Time: Plenary #4, Thursday, March 25, 9:00 – 10:30 am Eastern Daylight Time (UTC -4); this corresponds to 14:00 – 15:30 Central European Time, and 9:00 – 10:30 pm China Standard Time

https://ischools.org/resources/Pictures/iConf2021/hedstrom_margaret.jpgMargaret Hedstrom is the Robert M. Warner Collegiate Professor of Information at the University of Michigan where she teaches in the areas of archives, collective memory, and digital curation. She was the Interim Director of the UM Graduate Certificate Program in Museum Studies, 2018-2020. She was PI for two large NSF-sponsored projects: SEAD (Sustainable Environments – Actionable Data) and an IGERT traineeship called “Open Data” that investigated tools and policies for data sharing and data management across multiple disciplines. She was a member of the Board for Research Data and Information, National Academy of Sciences and chaired the National Research Council study committee on Data Curation Workforce and Education Issues. She has served on numerous national and international boards, including the National Digital Strategy Advisory Board to the Library of Congress, the Advisory Committee on Historical Diplomatic Documentation, U.S. Department of State, the ACLS Commission on Cyber-Infrastructure for the Humanities and Social Sciences and the International Scientific Advisory Board to the CATCH program, NWO, the Netherlands. Hedstrom is a fellow of the Society of American Archivists and recipient of a Distinguished Scholarly Achievement Award from the University of Michigan for her work with archives and cultural heritage preservation in South Africa.

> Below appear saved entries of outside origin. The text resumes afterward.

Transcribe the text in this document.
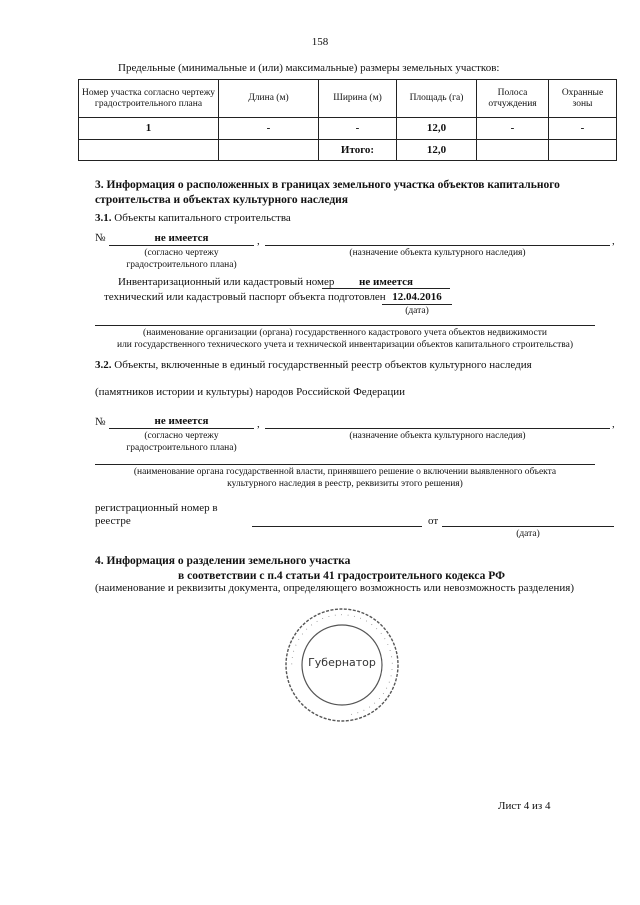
158
Предельные (минимальные и (или) максимальные) размеры земельных участков:
Номер участка согласно чертежу градостроительного плана	Длина (м)	Ширина (м)	Площадь (га)	Полоса отчуждения	Охранные зоны
1	-	-	12,0	-	-
		Итого:	12,0		
3. Информация о расположенных в границах земельного участка объектов капитального
строительства и объектах культурного наследия
3.1. Объекты капитального строительства
№	не имеется	,	,
(согласно чертежу
градостроительного плана)
(назначение объекта культурного наследия)
Инвентаризационный или кадастровый номер	не имеется
технический или кадастровый паспорт объекта подготовлен 12.04.2016
(дата)
(наименование организации (органа) государственного кадастрового учета объектов недвижимости
или государственного технического учета и технической инвентаризации объектов капитального строительства)
3.2. Объекты, включенные в единый государственный реестр объектов культурного наследия
(памятников истории и культуры) народов Российской Федерации
№	не имеется	,	,
(согласно чертежу
градостроительного плана)
(назначение объекта культурного наследия)
(наименование органа государственной власти, принявшего решение о включении выявленного объекта
культурного наследия в реестр, реквизиты этого решения)
регистрационный номер в
реестре	от
(дата)
4. Информация о разделении земельного участка
в соответствии с п.4 статьи 41 градостроительного кодекса РФ
(наименование и реквизиты документа, определяющего возможность или невозможность разделения)
· · · · · · · · · · · · · · · · · · · · · · · · · · · · · · · · · · · ·
Губернатор
Лист 4 из 4
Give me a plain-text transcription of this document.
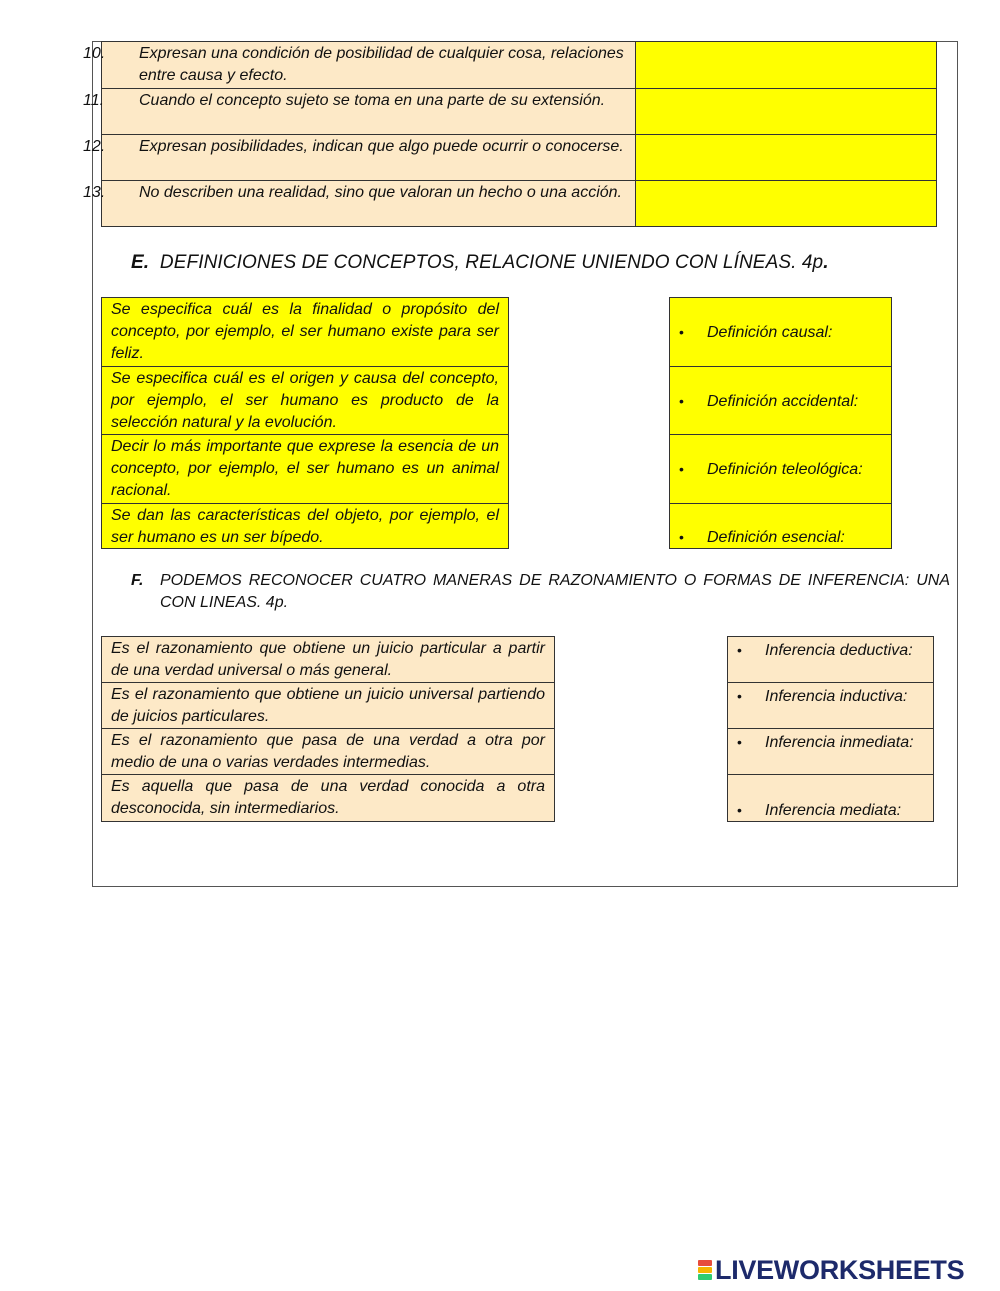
10. Expresan una condición de posibilidad de cualquier cosa, relaciones entre causa y efecto.
11. Cuando el concepto sujeto se toma en una parte de su extensión.
12. Expresan posibilidades, indican que algo puede ocurrir o conocerse.
13. No describen una realidad, sino que valoran un hecho o una acción.
E. DEFINICIONES DE CONCEPTOS, RELACIONE UNIENDO CON LÍNEAS. 4p.
Se especifica cuál es la finalidad o propósito del concepto, por ejemplo, el ser humano existe para ser feliz.
Se especifica cuál es el origen y causa del concepto, por ejemplo, el ser humano es producto de la selección natural y la evolución.
Decir lo más importante que exprese la esencia de un concepto, por ejemplo, el ser humano es un animal racional.
Se dan las características del objeto, por ejemplo, el ser humano es un ser bípedo.
• Definición causal:
• Definición accidental:
• Definición teleológica:
• Definición esencial:
F. PODEMOS RECONOCER CUATRO MANERAS DE RAZONAMIENTO O FORMAS DE INFERENCIA: UNA CON LINEAS. 4p.
Es el razonamiento que obtiene un juicio particular a partir de una verdad universal o más general.
Es el razonamiento que obtiene un juicio universal partiendo de juicios particulares.
Es el razonamiento que pasa de una verdad a otra por medio de una o varias verdades intermedias.
Es aquella que pasa de una verdad conocida a otra desconocida, sin intermediarios.
• Inferencia deductiva:
• Inferencia inductiva:
• Inferencia inmediata:
• Inferencia mediata:
LIVEWORKSHEETS
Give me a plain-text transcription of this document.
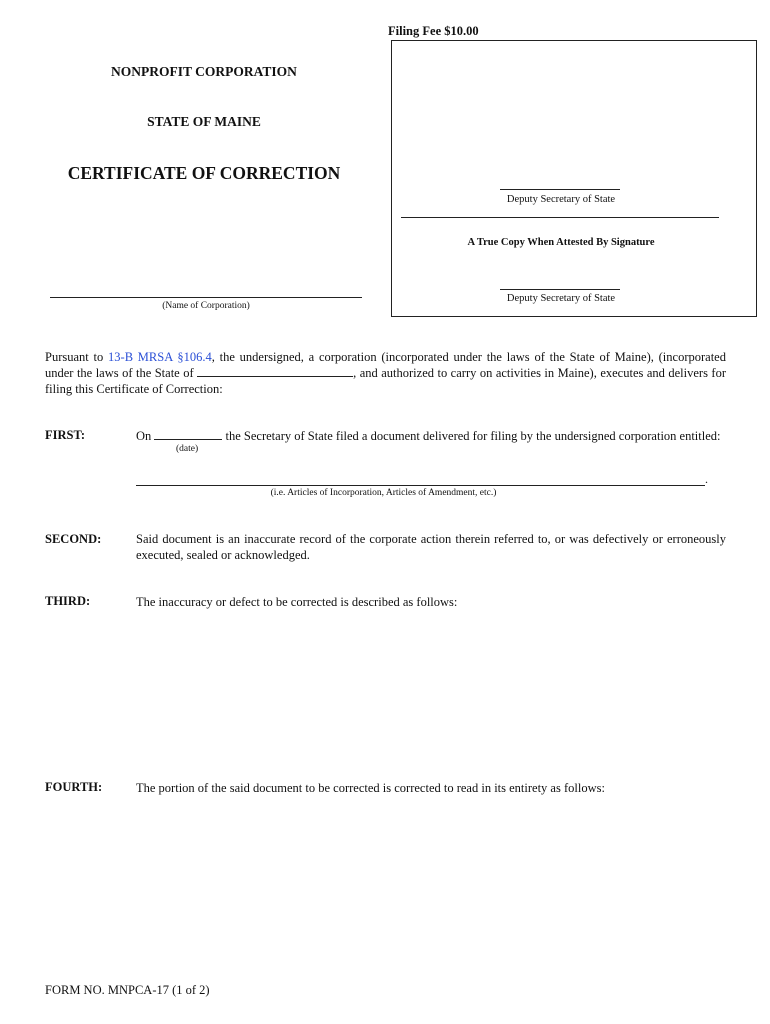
Filing Fee $10.00
NONPROFIT CORPORATION
STATE OF MAINE
CERTIFICATE OF CORRECTION
(Name of Corporation)
Deputy Secretary of State
A True Copy When Attested By Signature
Deputy Secretary of State
Pursuant to 13-B MRSA §106.4, the undersigned, a corporation (incorporated under the laws of the State of Maine), (incorporated under the laws of the State of	, and authorized to carry on activities in Maine), executes and delivers for filing this Certificate of Correction:
FIRST:	On	the Secretary of State filed a document delivered for filing by the undersigned corporation entitled:
(date)
.
(i.e. Articles of Incorporation, Articles of Amendment, etc.)
SECOND:	Said document is an inaccurate record of the corporate action therein referred to, or was defectively or erroneously executed, sealed or acknowledged.
THIRD:	The inaccuracy or defect to be corrected is described as follows:
FOURTH:	The portion of the said document to be corrected is corrected to read in its entirety as follows:
FORM NO. MNPCA-17 (1 of 2)
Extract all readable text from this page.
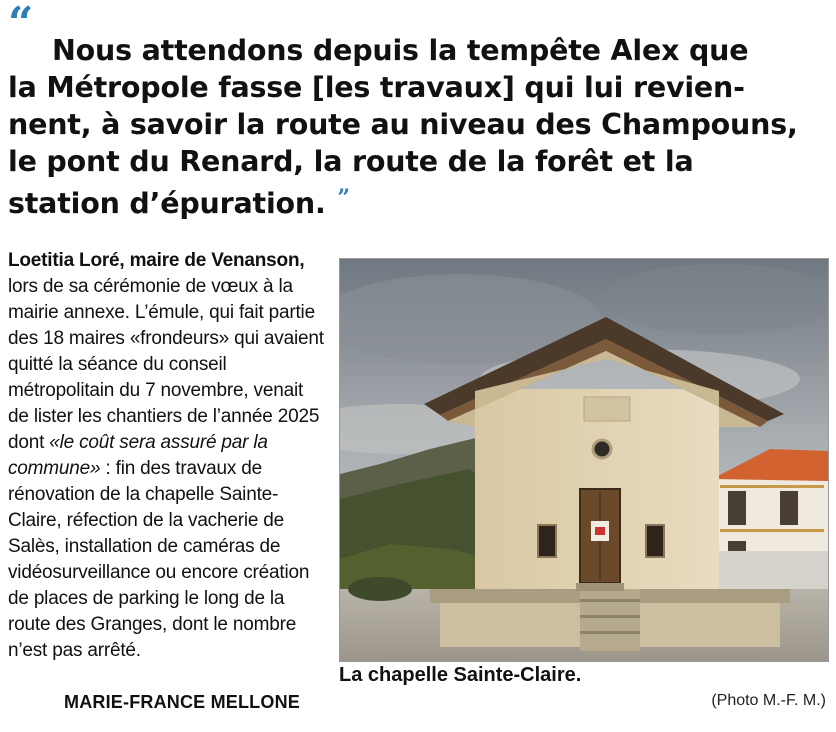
“

Nous attendons depuis la tempête Alex que
la Métropole fasse [les travaux] qui lui revien-
nent, à savoir la route au niveau des Champouns,
le pont du Renard, la route de la forêt et la
station d’épuration. ”

Loetitia Loré, maire de Venanson, lors de sa cérémonie de vœux à la mairie annexe. L’émule, qui fait partie des 18 maires «frondeurs» qui avaient quitté la séance du conseil métropolitain du 7 novembre, venait de lister les chantiers de l’année 2025 dont «le coût sera assuré par la commune» : fin des travaux de rénovation de la chapelle Sainte-Claire, réfection de la vacherie de Salès, installation de caméras de vidéosurveillance ou encore création de places de parking le long de la route des Granges, dont le nombre n’est pas arrêté.

MARIE-FRANCE MELLONE
La chapelle Sainte-Claire.
(Photo M.-F. M.)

From the speaker: The term curation has become overused and abused, so much so that its ubiquity has made the word “curation” meaningless. Curation has a long history of practice in archives, museums and libraries. In the last decade, curation has emerged as a challenge in many other areas under the iSchool umbrella, such as data science, web analytics, and moderation on social media platforms. This address will identify commonalities and differences in the conceptualizations and practices of curation across the fields of research and teaching in iSchools. It will identify areas where research that cuts across these field could be mutually beneficial.